Why not skip the whole pre-school and kindergarten phase and just start in primary school? After all, we're not talking about a neglected child here. But no, I won't go as far as that. And its not because I think he needs to learn to socialize either. Its more for learning how to be self regulated and also carry out some independent work in an environment away from me.

So, I'd better take full advantage of the next 6-12 months because after that, he'll be off on the long (and increasingly questionable) road of 'formal education'.

p.s. I recently watched this very interesting talk by Sugata Mitra, an education researcher, about child driven education. http://www.ted.com/talks/sugata_mitra_build_a_school_in_the_cloud.html

4 comments:

Mike said...

Good TED talk. I think though the era of knowing can be divided into two parts. The era of controlled knowing and the era of everyone knowing. The last is very recent.

John Hill said...

Follow your instincts.
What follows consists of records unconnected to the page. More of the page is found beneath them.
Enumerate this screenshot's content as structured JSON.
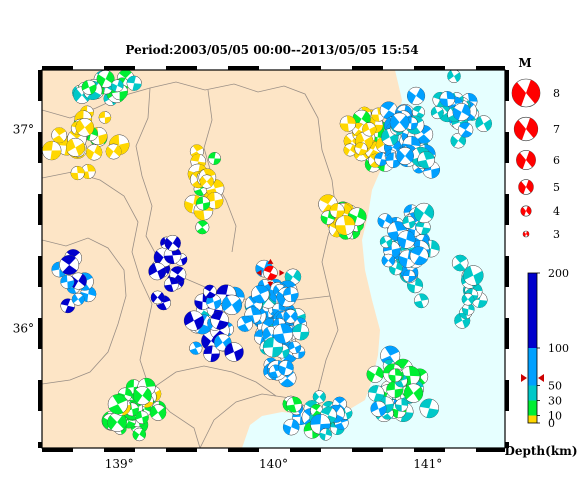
{
  "title": "Period:2003/05/05 00:00--2013/05/05 15:54",
  "map": {
    "lon_range": [
      138.5,
      141.5
    ],
    "lat_range": [
      35.4,
      37.3
    ],
    "lon_ticks": [
      {
        "value": 139,
        "label": "139°"
      },
      {
        "value": 140,
        "label": "140°"
      },
      {
        "value": 141,
        "label": "141°"
      }
    ],
    "lat_ticks": [
      {
        "value": 37,
        "label": "37°"
      },
      {
        "value": 36,
        "label": "36°"
      }
    ],
    "land_color": "#fde5c6",
    "sea_color": "#e6ffff",
    "mainshock": {
      "lon": 139.98,
      "lat": 36.28,
      "color": "#ff0000"
    }
  },
  "magnitude_legend": {
    "header": "M",
    "items": [
      {
        "label": "8",
        "m": 8
      },
      {
        "label": "7",
        "m": 7
      },
      {
        "label": "6",
        "m": 6
      },
      {
        "label": "5",
        "m": 5
      },
      {
        "label": "4",
        "m": 4
      },
      {
        "label": "3",
        "m": 3
      }
    ],
    "color": "#ff0000"
  },
  "depth_scale": {
    "label": "Depth(km)",
    "max": 200,
    "ticks": [
      {
        "value": 200,
        "label": "200"
      },
      {
        "value": 100,
        "label": "100"
      },
      {
        "value": 50,
        "label": "50"
      },
      {
        "value": 30,
        "label": "30"
      },
      {
        "value": 10,
        "label": "10"
      },
      {
        "value": 0,
        "label": "0"
      }
    ],
    "bands": [
      {
        "from": 0,
        "to": 10,
        "color": "#ffd700"
      },
      {
        "from": 10,
        "to": 30,
        "color": "#00ee33"
      },
      {
        "from": 30,
        "to": 50,
        "color": "#00c8c8"
      },
      {
        "from": 50,
        "to": 100,
        "color": "#00a0ff"
      },
      {
        "from": 100,
        "to": 200,
        "color": "#0000cc"
      }
    ],
    "mainshock_depth": 60
  }
}
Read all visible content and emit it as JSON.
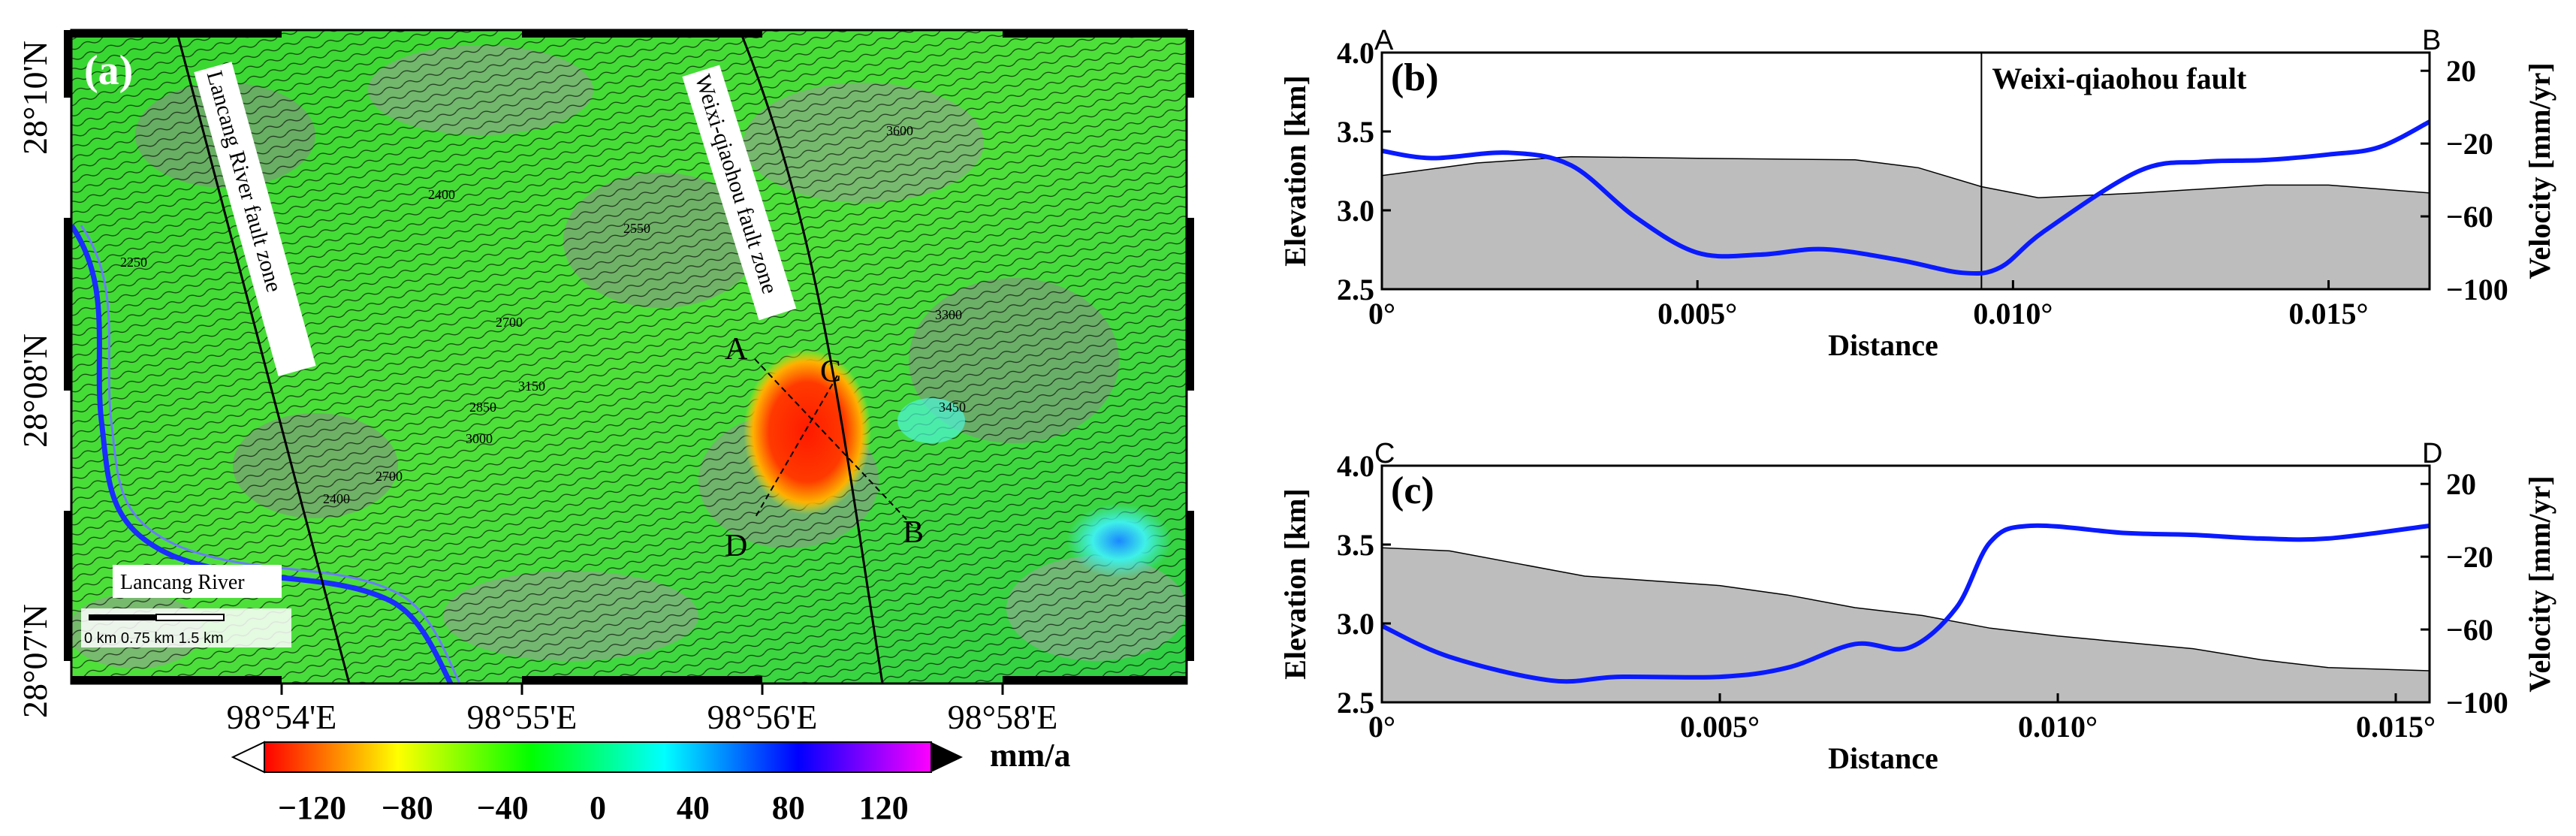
{
  "chart_data": [
    {
      "panel": "(a)",
      "type": "heatmap",
      "title": "",
      "xlabel": "",
      "ylabel": "",
      "x_ticks": [
        "98°54'E",
        "98°55'E",
        "98°56'E",
        "98°58'E"
      ],
      "y_ticks": [
        "28°10'N",
        "28°08'N",
        "28°07'N"
      ],
      "map_labels": {
        "lancang_fault": "Lancang River fault zone",
        "weixi_fault": "Weixi-qiaohou fault zone",
        "river": "Lancang River",
        "scale": "0 km   0.75 km   1.5 km",
        "profile_points": [
          "A",
          "B",
          "C",
          "D"
        ]
      },
      "contour_labels": [
        "2400",
        "2550",
        "2700",
        "2850",
        "3000",
        "3150",
        "3450",
        "3300",
        "3600",
        "2400",
        "2700",
        "2250"
      ],
      "colorbar": {
        "ticks": [
          "−120",
          "−80",
          "−40",
          "0",
          "40",
          "80",
          "120"
        ],
        "unit": "mm/a",
        "range": [
          -140,
          140
        ],
        "colors": [
          "#ff0000",
          "#ff7f00",
          "#ffff00",
          "#7fff00",
          "#00ff00",
          "#00ff7f",
          "#00ffff",
          "#007fff",
          "#0000ff",
          "#7f00ff",
          "#ff00ff"
        ]
      }
    },
    {
      "panel": "(b)",
      "type": "area",
      "title": "Weixi-qiaohou fault",
      "start_label": "A",
      "end_label": "B",
      "xlabel": "Distance",
      "ylabel": "Elevation [km]",
      "y2label": "Velocity [mm/yr]",
      "xlim": [
        0,
        0.0166
      ],
      "ylim": [
        2.5,
        4.0
      ],
      "y2lim": [
        -100,
        30
      ],
      "x_ticks": [
        0,
        0.005,
        0.01,
        0.015
      ],
      "x_tick_labels": [
        "0°",
        "0.005°",
        "0.010°",
        "0.015°"
      ],
      "y_ticks": [
        2.5,
        3.0,
        3.5,
        4.0
      ],
      "y_tick_labels": [
        "2.5",
        "3.0",
        "3.5",
        "4.0"
      ],
      "y2_ticks": [
        -100,
        -60,
        -20,
        20
      ],
      "y2_tick_labels": [
        "−100",
        "−60",
        "−20",
        "20"
      ],
      "fault_x": 0.0095,
      "elevation": {
        "x": [
          0,
          0.0015,
          0.003,
          0.005,
          0.0075,
          0.0085,
          0.0095,
          0.0104,
          0.012,
          0.014,
          0.015,
          0.0166
        ],
        "y": [
          3.22,
          3.3,
          3.34,
          3.33,
          3.32,
          3.27,
          3.15,
          3.08,
          3.11,
          3.16,
          3.16,
          3.11
        ]
      },
      "velocity": {
        "x": [
          0,
          0.0008,
          0.002,
          0.003,
          0.004,
          0.005,
          0.006,
          0.007,
          0.0082,
          0.0092,
          0.0098,
          0.0105,
          0.012,
          0.013,
          0.014,
          0.015,
          0.0158,
          0.0166
        ],
        "y": [
          -24,
          -28,
          -25,
          -32,
          -60,
          -80,
          -81,
          -78,
          -84,
          -91,
          -88,
          -68,
          -35,
          -30,
          -29,
          -26,
          -22,
          -8
        ]
      }
    },
    {
      "panel": "(c)",
      "type": "area",
      "title": "",
      "start_label": "C",
      "end_label": "D",
      "xlabel": "Distance",
      "ylabel": "Elevation [km]",
      "y2label": "Velocity [mm/yr]",
      "xlim": [
        0,
        0.0155
      ],
      "ylim": [
        2.5,
        4.0
      ],
      "y2lim": [
        -100,
        30
      ],
      "x_ticks": [
        0,
        0.005,
        0.01,
        0.015
      ],
      "x_tick_labels": [
        "0°",
        "0.005°",
        "0.010°",
        "0.015°"
      ],
      "y_ticks": [
        2.5,
        3.0,
        3.5,
        4.0
      ],
      "y_tick_labels": [
        "2.5",
        "3.0",
        "3.5",
        "4.0"
      ],
      "y2_ticks": [
        -100,
        -60,
        -20,
        20
      ],
      "y2_tick_labels": [
        "−100",
        "−60",
        "−20",
        "20"
      ],
      "elevation": {
        "x": [
          0,
          0.001,
          0.002,
          0.003,
          0.004,
          0.005,
          0.006,
          0.007,
          0.008,
          0.009,
          0.01,
          0.011,
          0.012,
          0.013,
          0.014,
          0.0155
        ],
        "y": [
          3.48,
          3.46,
          3.38,
          3.3,
          3.27,
          3.24,
          3.18,
          3.1,
          3.05,
          2.97,
          2.92,
          2.88,
          2.84,
          2.77,
          2.72,
          2.7
        ]
      },
      "velocity": {
        "x": [
          0,
          0.001,
          0.0025,
          0.0035,
          0.005,
          0.006,
          0.007,
          0.0078,
          0.0085,
          0.009,
          0.0096,
          0.011,
          0.012,
          0.013,
          0.014,
          0.0155
        ],
        "y": [
          -58,
          -75,
          -88,
          -86,
          -86,
          -81,
          -68,
          -70,
          -48,
          -12,
          -3,
          -7,
          -8,
          -10,
          -10,
          -3
        ]
      }
    }
  ]
}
As mother, you have more at stake when it comes to the success of your own children than a host of well-meaning, bureaucratic educators.

Amanda said...

Mike - You make a good point too.

John - Thats what I try to tell myself, but I can't help questioning myself as well...

NomadicExpat said...

I finally got to listen to the Sugata Mitra talk and am very alarmed by what he had to say and I also questioned the validity of his research.

The first thing that came to mind was that in a remote village in India, where's the electricity coming from to power those computers.

Also, what kind of learning is he referring to? Having kids in some remote village repeat what the gingerbread man had to say delivered by some granny in UK is low level learning. It's basically memory work.

The kind of learning that we strive for is when students can start producing new knowledge and in order for them to do so, they require what Benjamin Bloom, an educational psychologist refers to as higher order thinking skills. The kind of education that Mitra seemed to go on and on about doesnt promote that kind of thinking.

And when he talked about having someone to guide the kids to help them move from 30 to 50 points score, that's not a new approach in teaching, otherwise known as social constructivist theories in teaching and learning where learning occurs in a social environment, at times aided by a more knowledgeable other -- Vygotsky theories.

I thought I was being too cynical about what he had to say (which I think is quite a bit of BS really) and found this: http://donaldclarkplanb.blogspot.co.uk/2013/03/sugata-mitra-slum-chic-7-reasons-for.html

Lastly, at the end of the day, we have to ask ourselves what is education and what it means to be an educated person. I'm not sure if Mitra even got close to answering that question at all.